Мне очень хотелось найти иной ответ, чем тот, который я ей дал, но я напрасно отыскивал его и заикался. Мне пришлось признаться, что мое время проходит бесполезно, что я ровно ничего не делаю.
-- Как, -- возразила она с глубоким удивлением, -- ничего! Возможно ли жить, ничего не делая, если человек, но крайней мере, не болен? Значит, ты болен, мой бедный Алексис?
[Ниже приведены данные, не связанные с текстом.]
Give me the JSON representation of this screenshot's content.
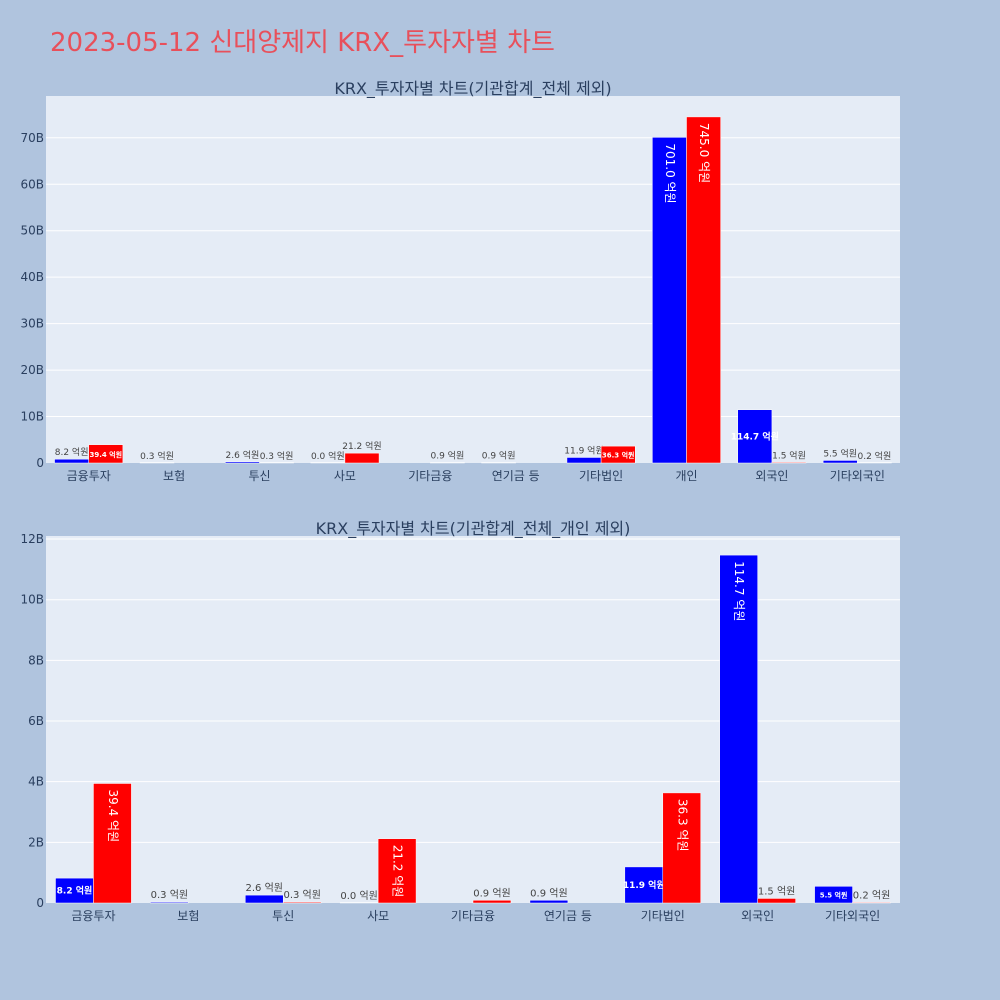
{
  "page": {
    "title": "2023-05-12 신대양제지 KRX_투자자별 차트"
  },
  "colors": {
    "background": "#b0c4de",
    "plot_bg": "#e5ecf6",
    "title": "#e8505b",
    "buy": "#0000ff",
    "sell": "#ff0000"
  },
  "chart_data": [
    {
      "type": "bar",
      "title": "KRX_투자자별 차트(기관합계_전체 제외)",
      "categories": [
        "금융투자",
        "보험",
        "투신",
        "사모",
        "기타금융",
        "연기금 등",
        "기타법인",
        "개인",
        "외국인",
        "기타외국인"
      ],
      "series": [
        {
          "color": "#0000ff",
          "values": [
            0.82,
            0.03,
            0.26,
            0.0,
            null,
            0.09,
            1.19,
            70.1,
            11.47,
            0.55
          ],
          "labels": [
            "8.2 억원",
            "0.3 억원",
            "2.6 억원",
            "0.0 억원",
            "",
            "0.9 억원",
            "11.9 억원",
            "701.0 억원",
            "114.7 억원",
            "5.5 억원"
          ]
        },
        {
          "color": "#ff0000",
          "values": [
            3.94,
            null,
            0.03,
            2.12,
            0.09,
            null,
            3.63,
            74.5,
            0.15,
            0.02
          ],
          "labels": [
            "39.4 억원",
            "",
            "0.3 억원",
            "21.2 억원",
            "0.9 억원",
            "",
            "36.3 억원",
            "745.0 억원",
            "1.5 억원",
            "0.2 억원"
          ]
        }
      ],
      "yticks": [
        "0",
        "10B",
        "20B",
        "30B",
        "40B",
        "50B",
        "60B",
        "70B"
      ],
      "ylim": [
        0,
        79
      ],
      "grid": true
    },
    {
      "type": "bar",
      "title": "KRX_투자자별 차트(기관합계_전체_개인 제외)",
      "categories": [
        "금융투자",
        "보험",
        "투신",
        "사모",
        "기타금융",
        "연기금 등",
        "기타법인",
        "외국인",
        "기타외국인"
      ],
      "series": [
        {
          "color": "#0000ff",
          "values": [
            0.82,
            0.03,
            0.26,
            0.0,
            null,
            0.09,
            1.19,
            11.47,
            0.55
          ],
          "labels": [
            "8.2 억원",
            "0.3 억원",
            "2.6 억원",
            "0.0 억원",
            "",
            "0.9 억원",
            "11.9 억원",
            "114.7 억원",
            "5.5 억원"
          ]
        },
        {
          "color": "#ff0000",
          "values": [
            3.94,
            null,
            0.03,
            2.12,
            0.09,
            null,
            3.63,
            0.15,
            0.02
          ],
          "labels": [
            "39.4 억원",
            "",
            "0.3 억원",
            "21.2 억원",
            "0.9 억원",
            "",
            "36.3 억원",
            "1.5 억원",
            "0.2 억원"
          ]
        }
      ],
      "yticks": [
        "0",
        "2B",
        "4B",
        "6B",
        "8B",
        "10B",
        "12B"
      ],
      "ylim": [
        0,
        12.1
      ],
      "grid": true
    }
  ]
}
Однако, по тебе этого незаметно.
Пришлось еще признаться и в том, что я совершенно здоров.
-- В таком случае, -- сказала она, дотрагиваясь до моего лба своим мизинчиком, украшенным хорошеньким колечком с белым сердоликом, -- твоя болезнь сидит вот тут: ты скучаешь в городе.
-- Вот это правда, Лора! -- горячо вскричал я. -- Я сожалею о деревне и о том времени, когда мы были так счастливы вместе.
Я гордился тем, что, наконец, нашел такую прекрасную реплику, но взрыв смеха, с которым она была встречена, снова, подобно тяжести целой горы, сдавил мне сердце.
-- Мне кажется, что ты сумасшедший, -- сказала Лора. -- Ты можешь сожалеть о деревне, но вовсе не о том счастьи, которым мы наслаждались вместе, так как каждый из нас всегда шел своей дорогой; ты все ломал, все рвал, все портил, я же любила делать маленькие садики, и мне нравилось видеть, как в них все растет, зеленеет, цветет. Деревня была раем для меня, потому что я ее очень люблю, что же касается тебя, то ты тоскуешь о твоей свободе, и мне жаль тебя, потому что ты не умеешь найти себе занятия, которое утешило бы тебя. Это доказывает, что ты ровно ничего не понимаешь в красотах природы и что ты недостоин свободы.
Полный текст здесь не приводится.